At the same time, but for different reasons, the Regents have an interest in promoting graduate education and research because of the demonstrably profound impact upon the economic vitality of the State and region. The most recent research studies reveal a direct correlation between graduate enrollments and economic vitality. [Ting Zhang, “Data Sources: Graduate Education and Regional Economic Growth,” Council of Graduate Schools Communicator 40 (#6; July 2007): 4.] In addition, the most recent forecasts envision a robust economy in Montana for the next few years, thus affording an environment at once supportive, because of the economic vitality, but also needful of the kind of nourishment and impetus that graduate education and research typically provide. [Paul E. Polzin, “Montana’s Economy: All Sectors Contribute to Recent Growth,” Montana Business Quarterly 45 (#2; Summer 2007): 9-11, at 11; and Richard Florida, “The Flight of the Creative Class,” Liberal Education 92 (#3; Summer 2006): 22-9.] For a variety of reasons, the time appears propitious to invest in graduate education and research to assure the diversified and robust economy Montana has not enjoyed since at least the decade of the 1950s.
Enhancing graduate enrollments and research involvements will require policies and incentives to achieve those objectives at the two doctorate-granting, research-oriented Universities in Bozeman and Missoula. Increasing research involvements requires more graduate students, since research and graduate education go together in a synergistic relationship characteristic of American research universities. To grow the graduate enrollments and research involvements on these two campuses will in all likelihood require limits on the numbers of undergraduate students they enroll. Other states have developed and implemented strategies to achieve the desired results, most notably Colorado and California, and Montana can surely learn from their success. Implementing these strategies will also address the other challenges mentioned above with regard to two-year education and stable, even growing, undergraduate enrollments on the other four senior campuses. Such an opportunity comes infrequently in academe. It strikes me that we have the chance to carry forward the work of our predecessors as they sought to develop The University of Montana, lauded by Professor Merriam in the passage from his History that I quoted at the outset. Let us not miss this opportunity.
For The University of Montana, Missoula, the challenge lies in finding ways to achieve the long-term objective, without undermining institutional viability, while simultaneously meeting State needs. Policy changes to move in the desired direction will take some time to analyze, discuss, and adopt on the campus through our usual governance processes, before seeking Regental approval, with implementation on a future date allowing time for aspiring students to understand and prepare for their impact. As we develop the necessary policy revisions, we must also identify alternative scenarios for attaining the desired outcome. In a word, we will need to define the proper mix of enrollments by level and residency that will enable the University to increase graduate education and research, and devise strategies to attain those goals while enhancing institutional vitality and viability. Once again, doing so involves learning what other universities have done and adapting their strategies to fit our circumstances. We need not re-invent the wheel with so many valuable lessons available to us.

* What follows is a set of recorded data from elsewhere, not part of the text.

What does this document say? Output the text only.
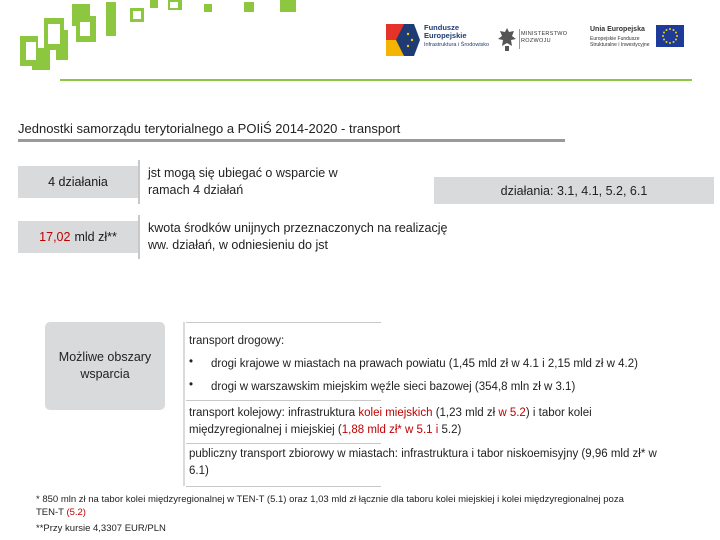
Fundusze
Europejskie
Infrastruktura i Środowisko
MINISTERSTWO
ROZWOJU
Unia Europejska
Europejskie Fundusze
Strukturalne i Inwestycyjne
Jednostki samorządu terytorialnego a POIiŚ 2014-2020 - transport
4 działania
jst mogą się ubiegać o wsparcie w ramach 4 działań
17,02 mld zł**
kwota środków unijnych przeznaczonych na realizację ww. działań, w odniesieniu do jst
działania: 3.1, 4.1, 5.2, 6.1
Możliwe obszary wsparcia
transport drogowy:
• drogi krajowe w miastach na prawach powiatu (1,45 mld zł w 4.1 i 2,15 mld zł w 4.2)
• drogi w warszawskim miejskim węźle sieci bazowej (354,8 mln zł w 3.1)
transport kolejowy: infrastruktura kolei miejskich (1,23 mld zł w 5.2) i tabor kolei międzyregionalnej i miejskiej (1,88 mld zł* w 5.1 i 5.2)
publiczny transport zbiorowy w miastach: infrastruktura i tabor niskoemisyjny (9,96 mld zł* w 6.1)
* 850 mln zł na tabor kolei międzyregionalnej w TEN-T (5.1) oraz 1,03 mld zł łącznie dla taboru kolei miejskiej i kolei międzyregionalnej poza TEN-T (5.2)
**Przy kursie 4,3307 EUR/PLN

Within that larger context, I will outline the agenda for the coming year as I envision it.
- I will work closely with Professor Penny Kukuk, Provost Royce Engstrom, the various PACE Task Forces and Committees, and the Faculty Senate to bring to successful resolution the policy revisions developed over the last three years to assure that the University maintains a work environment supportive of gender and ethnic diversity among the faculty, staff, and students. Most people will recall that we have enjoyed the assistance of a grant from the National Science Foundation to support this work, and that grant ends in 2008.
- Vice President Teresa Branch and Associate Provost Arlene Walker-Andrews will coordinate our ongoing retention initiatives and report results in late Spring 2008.

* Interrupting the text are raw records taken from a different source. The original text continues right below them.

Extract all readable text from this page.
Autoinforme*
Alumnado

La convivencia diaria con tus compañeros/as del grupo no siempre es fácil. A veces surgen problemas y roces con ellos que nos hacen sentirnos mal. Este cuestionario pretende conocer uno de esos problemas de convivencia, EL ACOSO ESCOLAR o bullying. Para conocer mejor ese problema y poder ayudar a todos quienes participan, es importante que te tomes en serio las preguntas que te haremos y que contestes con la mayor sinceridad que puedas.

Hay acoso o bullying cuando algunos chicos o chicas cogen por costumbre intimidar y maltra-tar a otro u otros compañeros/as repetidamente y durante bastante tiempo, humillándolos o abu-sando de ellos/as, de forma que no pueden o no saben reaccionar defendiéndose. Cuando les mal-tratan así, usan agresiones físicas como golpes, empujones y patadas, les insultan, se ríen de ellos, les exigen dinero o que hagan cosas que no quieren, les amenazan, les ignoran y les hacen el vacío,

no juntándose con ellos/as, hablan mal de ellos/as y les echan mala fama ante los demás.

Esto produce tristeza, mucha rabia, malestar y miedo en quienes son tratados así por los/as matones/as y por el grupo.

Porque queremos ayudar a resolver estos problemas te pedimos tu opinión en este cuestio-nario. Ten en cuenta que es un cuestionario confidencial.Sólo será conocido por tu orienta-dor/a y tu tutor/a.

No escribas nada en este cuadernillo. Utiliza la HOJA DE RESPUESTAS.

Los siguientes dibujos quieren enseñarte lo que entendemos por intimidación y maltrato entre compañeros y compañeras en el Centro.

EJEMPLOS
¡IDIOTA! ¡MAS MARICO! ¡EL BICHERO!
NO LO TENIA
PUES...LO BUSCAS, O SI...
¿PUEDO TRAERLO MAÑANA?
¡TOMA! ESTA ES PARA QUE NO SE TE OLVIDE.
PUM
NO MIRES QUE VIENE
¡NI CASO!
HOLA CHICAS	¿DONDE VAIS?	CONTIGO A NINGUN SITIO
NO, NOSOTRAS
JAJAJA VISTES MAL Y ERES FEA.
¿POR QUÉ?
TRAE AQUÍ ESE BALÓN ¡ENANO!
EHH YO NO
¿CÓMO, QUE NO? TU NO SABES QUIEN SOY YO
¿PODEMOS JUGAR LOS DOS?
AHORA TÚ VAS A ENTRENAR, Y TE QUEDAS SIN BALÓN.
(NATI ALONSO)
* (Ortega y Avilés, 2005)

- Provost Engstrom will lead the development of revised undergraduate admission standards for the campus based on academic preparedness, using an analytical approach to predict applicant performance in our academic programs. We have conducted analyses in the past indicating that the appropriate combinations of high school grade point averages and test scores serve two important purposes. First, their application provides greater confidence that admitted students can and will persist to graduation in higher percentages; and, second, that students denied admission as first-time freshman on preparedness grounds perform better on average by attending another two-year or four-year school and transferring later, if indeed they still desire to transfer. A revised set of standards emphasizing predictable student success will allow the University to continue to admit nonresident students based on the same standards. Any revision of admission standards requires approval by the Regents and a prospective implementation date.

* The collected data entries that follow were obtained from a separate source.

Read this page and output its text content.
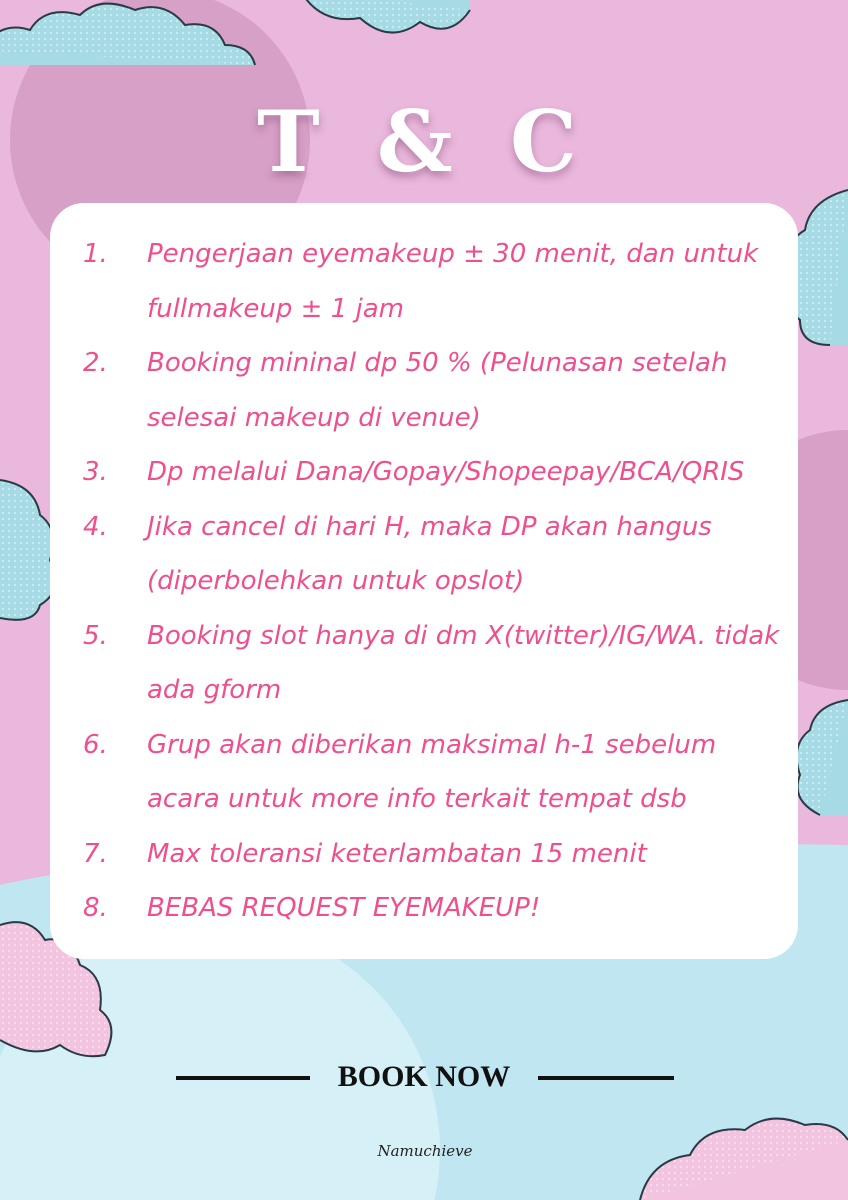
T & C
1.	Pengerjaan eyemakeup ± 30 menit, dan untuk fullmakeup ± 1 jam
2.	Booking mininal dp 50 % (Pelunasan setelah selesai makeup di venue)
3.	Dp melalui Dana/Gopay/Shopeepay/BCA/QRIS
4.	Jika cancel di hari H, maka DP akan hangus (diperbolehkan untuk opslot)
5.	Booking slot hanya di dm X(twitter)/IG/WA. tidak ada gform
6.	Grup akan diberikan maksimal h-1 sebelum acara untuk more info terkait tempat dsb
7.	Max toleransi keterlambatan 15 menit
8.	BEBAS REQUEST EYEMAKEUP!
BOOK NOW
Namuchieve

- Vice President Branch, working with the Enrollment Management Committee, will develop for implementation as early as the recruitment season for Fall 2009 an approach that facilitates recruitment to major programs of study rather than to the University at large. We do this already at the graduate level, but we have not extended the approach to undergraduate recruitment. Doing so will enable the Admission staff to work with the faculty and focus their efforts on sustaining the critical masses of students essential for the various programs we intend to maintain.
- Foundation President Laura Brehm, Provost Engstrom, and Campaign Chair Debby McWhinney will work closely with me, the Vice Presidents, Deans, faculty, and volunteers to position us to achieve our objectives in the comprehensive campaign by 31 December 2007. We have preliminary plans for a gala celebration of our success to occur the week-end prior to Commencement in May 2008.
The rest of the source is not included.